Who has time to read blogs?

“Who has time to read blogs?” asked one of my colleagues. She went on to guess that blogs can’t have very many readers, since no one has time to read them.

“Actually,” I replied, “some blogs have large numbers of readers. Not my blog, of course, but I’m sure I can find the stats. More to the point, it’s just not reasonable to question who has time to read blogs, when you don’t wonder who has time to watch television. The average American surely spends many hours a week watching TV, reading newspapers and magazines, visiting cnn.com, and so forth. Why shouldn’t you get some of your news and entertainment from blogs instead of from TV?”

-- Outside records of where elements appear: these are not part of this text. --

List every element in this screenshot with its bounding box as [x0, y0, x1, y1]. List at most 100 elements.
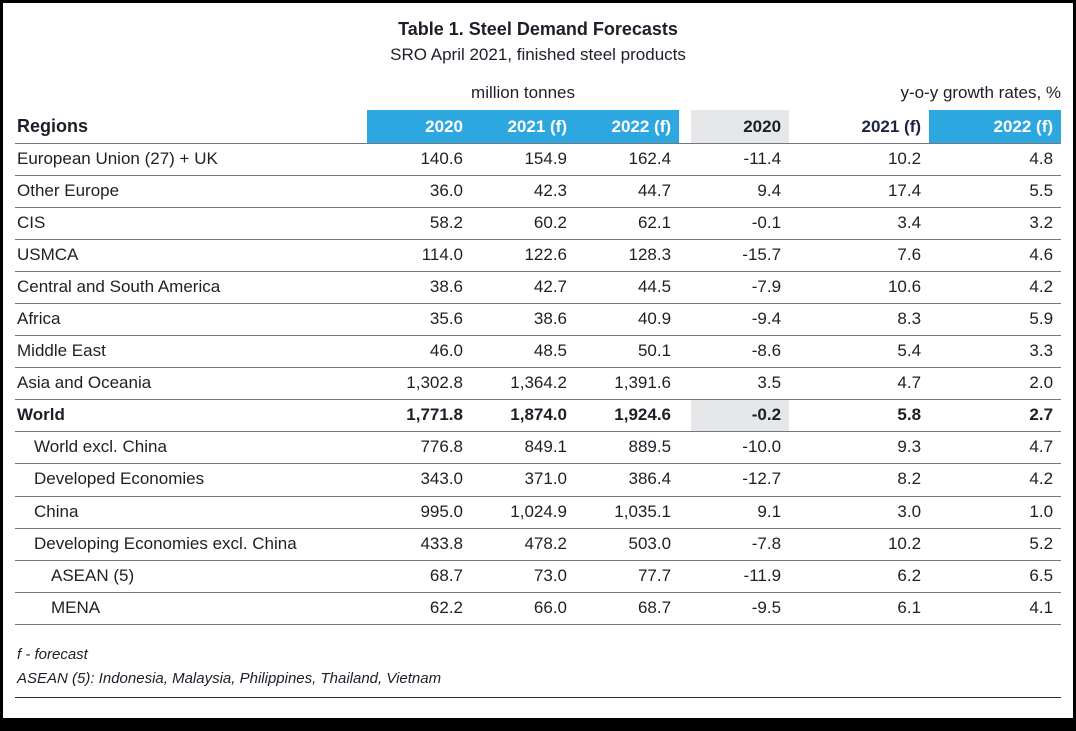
value-cell: -12.7: [691, 463, 790, 497]
value-cell: 68.7: [575, 591, 680, 625]
value-cell: 1,874.0: [471, 399, 575, 432]
value-cell: -10.0: [691, 431, 790, 464]
value-cell: 433.8: [367, 527, 471, 561]
table-subtitle: SRO April 2021, finished steel products: [390, 45, 686, 64]
column-gap: [679, 431, 692, 464]
table-row: Middle East 46.0 48.5 50.1 -8.6 5.4 3.3: [15, 335, 1062, 368]
region-cell: USMCA: [15, 239, 367, 272]
value-cell: 776.8: [367, 431, 471, 464]
value-cell: 849.1: [471, 431, 575, 464]
column-gap: [679, 110, 691, 144]
value-cell: -9.5: [691, 591, 790, 625]
value-cell: -7.9: [691, 271, 790, 304]
value-cell: 4.7: [789, 367, 930, 400]
steel-demand-table: million tonnes y-o-y growth rates, % Reg…: [15, 81, 1062, 625]
column-gap: [679, 367, 692, 400]
region-cell: Other Europe: [15, 175, 367, 208]
value-cell: -8.6: [691, 335, 790, 368]
value-cell: 5.2: [929, 527, 1062, 561]
table-row: CIS 58.2 60.2 62.1 -0.1 3.4 3.2: [15, 207, 1062, 240]
column-gap: [679, 175, 692, 208]
value-cell: 66.0: [471, 591, 575, 625]
value-cell: 6.2: [789, 559, 930, 593]
value-cell: 1.0: [929, 495, 1062, 529]
table-title: Table 1. Steel Demand Forecasts: [398, 19, 678, 39]
table-row: ASEAN (5) 68.7 73.0 77.7 -11.9 6.2 6.5: [15, 559, 1062, 593]
value-cell: 4.1: [929, 591, 1062, 625]
value-cell: 4.2: [929, 271, 1062, 304]
region-cell: China: [15, 495, 367, 529]
value-cell: 62.2: [367, 591, 471, 625]
column-gap: [679, 527, 692, 561]
value-cell: 10.6: [789, 271, 930, 304]
table-row: China 995.0 1,024.9 1,035.1 9.1 3.0 1.0: [15, 495, 1062, 529]
value-cell: 3.2: [929, 207, 1062, 240]
value-cell: 42.7: [471, 271, 575, 304]
value-cell: 50.1: [575, 335, 680, 368]
column-gap: [679, 495, 692, 529]
value-cell: -15.7: [691, 239, 790, 272]
value-cell: 1,302.8: [367, 367, 471, 400]
footnote-asean: ASEAN (5): Indonesia, Malaysia, Philippi…: [17, 669, 442, 687]
value-cell: 8.2: [789, 463, 930, 497]
value-cell: 62.1: [575, 207, 680, 240]
column-header-row: Regions 2020 2021 (f) 2022 (f) 2020 2021…: [15, 110, 1062, 144]
region-cell: Developing Economies excl. China: [15, 527, 367, 561]
footnotes: f - forecast ASEAN (5): Indonesia, Malay…: [15, 643, 1061, 698]
group-header-spacer: [15, 81, 367, 110]
column-gap: [679, 591, 692, 625]
column-header-tonnes-2021f: 2021 (f): [471, 110, 575, 144]
value-cell: 4.6: [929, 239, 1062, 272]
value-cell: -7.8: [691, 527, 790, 561]
value-cell: -0.2: [691, 399, 790, 432]
column-gap: [679, 142, 692, 176]
value-cell: 128.3: [575, 239, 680, 272]
value-cell: 42.3: [471, 175, 575, 208]
value-cell: 1,035.1: [575, 495, 680, 529]
column-gap: [679, 335, 692, 368]
table-row: MENA 62.2 66.0 68.7 -9.5 6.1 4.1: [15, 591, 1062, 625]
table-row: Central and South America 38.6 42.7 44.5 -7.…: [15, 271, 1062, 304]
table-row: USMCA 114.0 122.6 128.3 -15.7 7.6 4.6: [15, 239, 1062, 272]
value-cell: 371.0: [471, 463, 575, 497]
group-header-million-tonnes: million tonnes: [471, 83, 575, 102]
column-header-tonnes-2020: 2020: [367, 110, 471, 144]
value-cell: 1,924.6: [575, 399, 680, 432]
value-cell: 10.2: [789, 527, 930, 561]
table-row: Developed Economies 343.0 371.0 386.4 -12.7 8…: [15, 463, 1062, 497]
value-cell: 46.0: [367, 335, 471, 368]
value-cell: 48.5: [471, 335, 575, 368]
value-cell: 5.5: [929, 175, 1062, 208]
region-cell: World: [15, 399, 367, 432]
table-row: World excl. China 776.8 849.1 889.5 -10.0 9.3…: [15, 431, 1062, 464]
value-cell: 114.0: [367, 239, 471, 272]
value-cell: 36.0: [367, 175, 471, 208]
table-row: European Union (27) + UK 140.6 154.9 162.4-…: [15, 142, 1062, 176]
table-row: Asia and Oceania 1,302.8 1,364.2 1,391.6 3.5…: [15, 367, 1062, 400]
column-header-growth-2022f: 2022 (f): [929, 110, 1062, 144]
footnote-forecast: f - forecast: [17, 645, 88, 663]
value-cell: -11.4: [691, 142, 790, 176]
value-cell: 503.0: [575, 527, 680, 561]
value-cell: 44.5: [575, 271, 680, 304]
regions-header: Regions: [17, 116, 89, 136]
value-cell: 73.0: [471, 559, 575, 593]
region-cell: European Union (27) + UK: [15, 142, 367, 176]
region-cell: Developed Economies: [15, 463, 367, 497]
region-cell: Central and South America: [15, 271, 367, 304]
group-header-growth-rates: y-o-y growth rates, %: [900, 83, 1062, 102]
value-cell: 4.7: [929, 431, 1062, 464]
value-cell: 38.6: [367, 271, 471, 304]
value-cell: 889.5: [575, 431, 680, 464]
value-cell: 2.7: [929, 399, 1062, 432]
value-cell: 7.6: [789, 239, 930, 272]
value-cell: 1,391.6: [575, 367, 680, 400]
table-row: Other Europe 36.0 42.3 44.7 9.4 17.4 5.5: [15, 175, 1062, 208]
value-cell: 3.0: [789, 495, 930, 529]
value-cell: 478.2: [471, 527, 575, 561]
value-cell: 343.0: [367, 463, 471, 497]
value-cell: 1,364.2: [471, 367, 575, 400]
value-cell: 1,024.9: [471, 495, 575, 529]
column-gap: [679, 399, 692, 432]
table-row: Africa 35.6 38.6 40.9 -9.4 8.3 5.9: [15, 303, 1062, 336]
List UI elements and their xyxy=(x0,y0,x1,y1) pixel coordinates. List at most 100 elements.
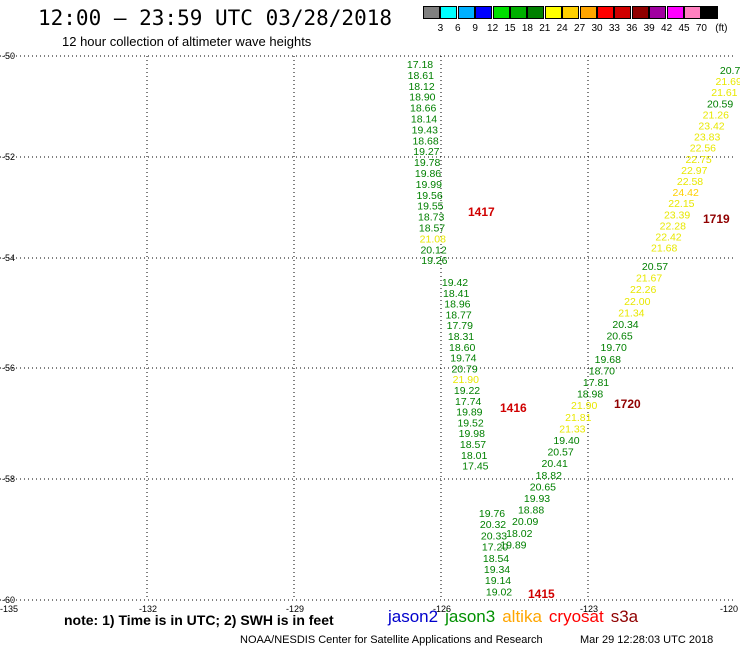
wave-height-value: 19.99 xyxy=(416,179,442,191)
wave-height-value: 17.18 xyxy=(407,59,433,71)
latitude-label: -58 xyxy=(2,474,15,484)
legend-swatch xyxy=(510,6,527,19)
wave-height-value: 19.86 xyxy=(415,168,441,180)
wave-height-value: 23.42 xyxy=(698,121,724,133)
wave-height-value: 19.89 xyxy=(500,539,526,551)
graticule xyxy=(0,55,735,601)
legend-swatch xyxy=(649,6,667,19)
wave-height-value: 18.88 xyxy=(518,505,544,517)
wave-height-value: 17.74 xyxy=(455,396,481,408)
wave-height-value: 19.40 xyxy=(553,435,579,447)
satellite-jason3: jason3 xyxy=(445,607,496,626)
wave-height-value: 18.68 xyxy=(412,135,438,147)
wave-height-value: 18.01 xyxy=(461,450,487,462)
wave-height-value: 19.76 xyxy=(479,508,505,520)
wave-height-value: 22.97 xyxy=(681,165,707,177)
wave-height-value: 18.66 xyxy=(410,103,436,115)
wave-height-value: 20.65 xyxy=(606,331,632,343)
legend-tick-label: 12 xyxy=(487,23,499,34)
wave-height-value: 20.59 xyxy=(707,98,733,110)
wave-height-value: 18.82 xyxy=(536,470,562,482)
wave-height-value: 18.14 xyxy=(411,114,437,126)
track-pass-1416: 19.4218.4118.9618.7717.7918.3118.6019.74… xyxy=(442,277,527,473)
wave-height-value: 18.57 xyxy=(419,223,445,235)
legend-tick-label: 6 xyxy=(455,23,461,34)
generation-timestamp: Mar 29 12:28:03 UTC 2018 xyxy=(580,634,714,646)
wave-height-value: 18.73 xyxy=(418,212,444,224)
wave-height-value: 18.61 xyxy=(408,70,434,82)
wave-height-value: 21.90 xyxy=(571,400,597,412)
latitude-label: -54 xyxy=(2,253,15,263)
legend-tick-label: 33 xyxy=(608,23,620,34)
wave-height-value: 19.89 xyxy=(456,407,482,419)
wave-height-value: 21.08 xyxy=(420,233,446,245)
wave-height-value: 19.26 xyxy=(421,255,447,267)
longitude-label: -135 xyxy=(0,604,18,614)
legend-swatch xyxy=(562,6,580,19)
wave-height-value: 19.74 xyxy=(450,353,476,365)
legend-tick-label: 21 xyxy=(539,23,551,34)
legend-swatch xyxy=(701,6,719,19)
wave-height-value: 22.15 xyxy=(668,198,694,210)
wave-height-value: 19.02 xyxy=(486,586,512,598)
wave-height-value: 18.12 xyxy=(408,81,434,93)
wave-height-value: 21.81 xyxy=(565,412,591,424)
wave-height-value: 19.68 xyxy=(595,354,621,366)
wave-height-value: 19.22 xyxy=(454,385,480,397)
legend-swatch xyxy=(440,6,458,19)
wave-height-value: 21.68 xyxy=(651,243,677,255)
wave-height-value: 22.26 xyxy=(630,284,656,296)
longitude-label: -120 xyxy=(720,604,738,614)
wave-height-value: 22.58 xyxy=(677,176,703,188)
wave-height-value: 20.57 xyxy=(547,447,573,459)
track-pass-1719: 20.7221.6921.6120.5921.2623.4223.8322.56… xyxy=(651,65,740,255)
legend-swatch xyxy=(475,6,493,19)
wave-height-value: 18.70 xyxy=(589,365,615,377)
wave-height-value: 23.39 xyxy=(664,209,690,221)
wave-height-value: 19.42 xyxy=(442,277,468,289)
track-pass-1417: 17.1818.6118.1218.9018.6618.1419.4318.68… xyxy=(407,59,495,267)
wave-height-value: 19.27 xyxy=(413,146,439,158)
wave-height-value: 19.43 xyxy=(412,124,438,136)
wave-height-value: 21.69 xyxy=(716,76,740,88)
satellite-cryosat: cryosat xyxy=(548,607,604,626)
wave-height-value: 19.98 xyxy=(459,428,485,440)
legend-swatch xyxy=(597,6,614,19)
wave-height-value: 17.20 xyxy=(482,542,508,554)
wave-height-value: 18.98 xyxy=(577,389,603,401)
legend-swatch xyxy=(579,6,597,19)
wave-height-value: 22.56 xyxy=(690,143,716,155)
pass-time-label: 1719 xyxy=(703,212,730,226)
wave-height-value: 21.26 xyxy=(703,109,729,121)
wave-height-value: 19.34 xyxy=(484,564,510,576)
legend-tick-label: 70 xyxy=(695,23,707,34)
credit-line: NOAA/NESDIS Center for Satellite Applica… xyxy=(240,634,543,646)
legend-tick-label: 27 xyxy=(574,23,586,34)
wave-height-value: 21.34 xyxy=(618,307,644,319)
legend-tick-label: 24 xyxy=(556,23,568,34)
pass-time-label: 1417 xyxy=(468,205,495,219)
wave-height-value: 20.57 xyxy=(642,261,668,273)
wave-height-value: 19.14 xyxy=(485,575,511,587)
wave-height-value: 22.00 xyxy=(624,296,650,308)
wave-height-value: 20.32 xyxy=(480,519,506,531)
wave-height-value: 17.79 xyxy=(447,320,473,332)
wave-height-value: 20.41 xyxy=(542,458,568,470)
wave-height-value: 20.12 xyxy=(420,244,446,256)
longitude-label: -132 xyxy=(139,604,157,614)
wave-height-value: 20.79 xyxy=(451,363,477,375)
satellite-legend: jason2 jason3 altika cryosat s3a xyxy=(388,607,645,627)
legend-swatch xyxy=(492,6,510,19)
wave-height-value: 19.70 xyxy=(601,342,627,354)
legend-tick-label: 9 xyxy=(472,23,478,34)
map-title: 12:00 – 23:59 UTC 03/28/2018 xyxy=(38,6,393,30)
track-pass-1720: 20.5721.6722.2622.0021.3420.3420.6519.70… xyxy=(500,261,668,551)
wave-height-value: 20.33 xyxy=(481,530,507,542)
longitude-label: -123 xyxy=(580,604,598,614)
legend-tick-label: 15 xyxy=(504,23,516,34)
wave-height-value: 18.54 xyxy=(483,553,509,565)
legend-tick-label: 18 xyxy=(521,23,533,34)
altimeter-tracks: 17.1818.6118.1218.9018.6618.1419.4318.68… xyxy=(407,59,740,601)
wave-height-value: 19.78 xyxy=(414,157,440,169)
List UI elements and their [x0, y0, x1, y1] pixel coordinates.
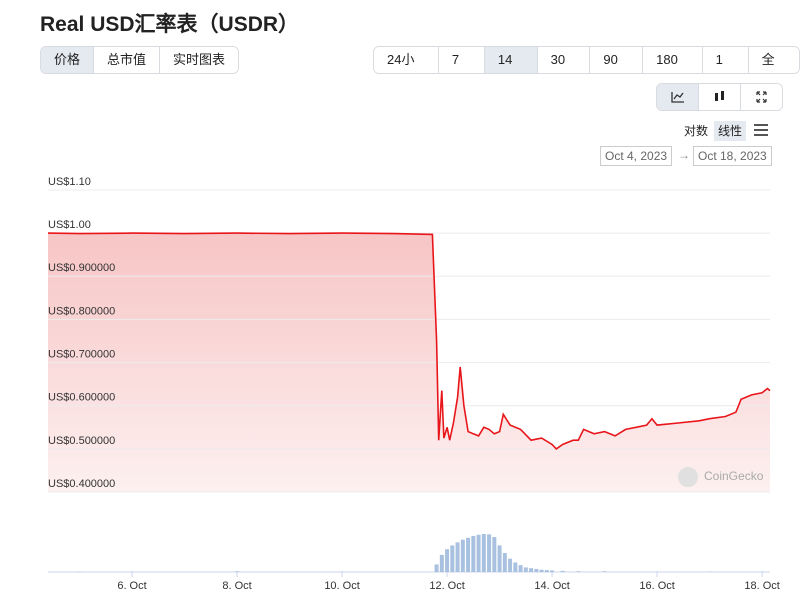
volume-bar	[513, 562, 518, 572]
chart-type-group	[656, 83, 783, 111]
fullscreen-button[interactable]	[740, 84, 782, 110]
line-icon	[671, 92, 684, 103]
volume-bar	[445, 549, 450, 572]
tab-group: 价格 总市值 实时图表	[40, 46, 240, 74]
range-button[interactable]: 全部	[747, 47, 799, 73]
range-button[interactable]: 1年	[701, 47, 748, 73]
candle-chart-button[interactable]	[698, 84, 740, 110]
y-tick-label: US$0.500000	[48, 435, 115, 447]
y-tick-label: US$1.10	[48, 176, 91, 188]
page-title: Real USD汇率表（USDR）	[40, 13, 300, 36]
x-tick-label: 8. Oct	[222, 580, 251, 592]
y-tick-label: US$0.700000	[48, 348, 115, 360]
watermark: CoinGecko	[704, 469, 764, 483]
volume-bar	[576, 571, 581, 572]
y-tick-label: US$0.900000	[48, 262, 115, 274]
volume-bar	[492, 537, 497, 572]
volume-bar	[602, 571, 607, 572]
x-tick-label: 6. Oct	[117, 580, 146, 592]
range-button[interactable]: 30天	[536, 47, 590, 73]
fullscreen-icon	[756, 91, 767, 103]
date-to[interactable]: Oct 18, 2023	[693, 146, 772, 166]
volume-bar	[466, 537, 471, 572]
volume-bar	[487, 534, 492, 572]
volume-bar	[550, 570, 555, 572]
y-tick-label: US$0.400000	[48, 478, 115, 490]
y-tick-label: US$1.00	[48, 219, 91, 231]
x-tick-label: 18. Oct	[744, 580, 779, 592]
volume-bar	[455, 542, 460, 572]
tab[interactable]: 实时图表	[159, 47, 239, 73]
volume-bar	[529, 568, 534, 572]
scale-option[interactable]: 对数	[684, 124, 709, 138]
x-tick-label: 16. Oct	[639, 580, 674, 592]
range-button[interactable]: 24小时	[374, 47, 438, 73]
watermark-logo	[678, 467, 698, 487]
range-group: 24小时 7天 14天 30天 90天 180天 1年 全部	[373, 46, 800, 74]
scale-option[interactable]: 线性	[714, 121, 747, 141]
line-chart-button[interactable]	[657, 84, 698, 110]
range-button[interactable]: 90天	[589, 47, 643, 73]
volume-bar	[518, 565, 523, 572]
x-tick-label: 14. Oct	[534, 580, 569, 592]
y-tick-label: US$0.800000	[48, 305, 115, 317]
volume-bar	[450, 545, 455, 572]
volume-bar	[497, 545, 502, 572]
volume-bar	[560, 570, 565, 572]
arrow: →	[678, 148, 690, 162]
volume-bar	[235, 571, 240, 572]
tab[interactable]: 价格	[41, 47, 94, 73]
volume-bar	[523, 567, 528, 572]
candle-icon	[715, 91, 724, 101]
volume-bar	[481, 534, 486, 572]
volume-bar	[460, 539, 465, 572]
volume-bar	[508, 558, 513, 572]
x-tick-label: 12. Oct	[429, 580, 464, 592]
volume-bar	[434, 564, 439, 572]
y-tick-label: US$0.600000	[48, 392, 115, 404]
volume-bar	[439, 554, 444, 572]
range-button[interactable]: 14天	[483, 47, 537, 73]
volume-bar	[534, 568, 539, 572]
volume-bar	[476, 534, 481, 572]
price-line	[47, 232, 771, 450]
volume-bar	[539, 569, 544, 572]
x-tick-label: 10. Oct	[324, 580, 359, 592]
volume-bar	[544, 570, 549, 572]
menu-icon[interactable]	[752, 123, 770, 137]
range-button[interactable]: 180天	[642, 47, 702, 73]
range-button[interactable]: 7天	[437, 47, 484, 73]
volume-bar	[471, 535, 476, 572]
volume-bar	[502, 553, 507, 572]
date-from[interactable]: Oct 4, 2023	[600, 146, 673, 166]
tab[interactable]: 总市值	[93, 47, 160, 73]
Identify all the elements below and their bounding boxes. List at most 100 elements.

According to the Pew Internet and American Life Project, 32,000,000 Americans are blog readers:
8 million American adults say they have created blogs; blog readership jumped 58% in 2004 and now stands at 27% of internet users; 5% of internet users say they use RSS aggregators or XML readers to get the news and other information delivered from blogs and content-rich Web sites as it is posted online; and 12% of internet users have posted comments or other material on blogs. Still, 62% of internet users do not know what a blog is.
It turns out to be very difficult to discover the most popular blogs. It’s easy to find out how many sites link to a specific blog — although even then we find that lists aren’t comprehensive — but it’s not so easy to count eyeballs. The data source that seems closest to being reliable is The Truth Laid Bear, which cites the following as the top ten:
  1. Drew Curtis' FARK.com 1064063 visits/day
  2. Daily Kos: Diaries 540623 visits/day
  3. Daily Kos: State of the Nation 507170 visits/day
  4. Overheard in the UK 457291 visits/day
  5. Gizmodo, The Gadget Blog 348256 visits/day
  6. Gawker, Manhattan Media News and Gossip 283158 visits/day
  7. Defamer, the L.A. Gossip Rag 194872 visits/day
  8. Eschaton 139789 visits/day
  9. Instapundit.com 133498 visits/day
  10. Pink Is The New Blog | Fingers Firmly On The Pulse
So apparently there’s no blog that gets more than 3% of those 32 million blog readers, but a couple of million eyeballs for a single blog is still pretty impressive!